Salvador, 10 de agosto de 1549

Ao doutor Navarro, mestre em Coimbra,

Gratia et pax Domini Nostri Jesu Christi sit semper nobiscum. Amen.[1]

Pensando eu muitas vezes na graça que o Senhor me fez, mandando-me a estas terras do Brasil para dar princípio ao conheci­mento e louvor do seu santo nome nestas regiões, fico espantado de ter sido para esse fim eleito, sendo eu a escória de toda a Universi­dade; mas, além da divina graça, cuido que o ter sido discípulo da doutrina e da virtude de vossa reverendíssima e as suas orações me impetraram esta misericórdia de Deus, qui potens est de lapidibus istis suscitare [filios] Abraæ;[2] e porém é de razão que eu dê con­tas a vossa reverendíssima do que o Senhor começa a obrar nesta sua nova vinha, a qual talvez queira estender a mari usque ad mare, et a flumine usque ad terminos orbis terrarum;[3] para que vossa reverendíssima louve por sua parte ao Senhor, a quem só se deve toda a glória e honra.

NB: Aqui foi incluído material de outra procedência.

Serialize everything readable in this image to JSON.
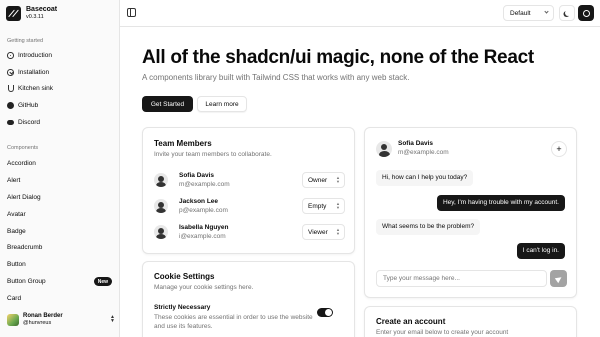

Depois que partimos de Portugal, o que foi em 1º de feve­reiro de 1549, toda a armada trouxe-a Deus a salvamento; sempre com ventos prósperos e de tal arte que chegamos à Bahia de Todos os Santos dentro de 56 dias, sem que sobreviesse nenhum con­tratempo e antes com muitos outros favores e graças de Deus, que bem mostrava ser sua a obra que agora se principiou.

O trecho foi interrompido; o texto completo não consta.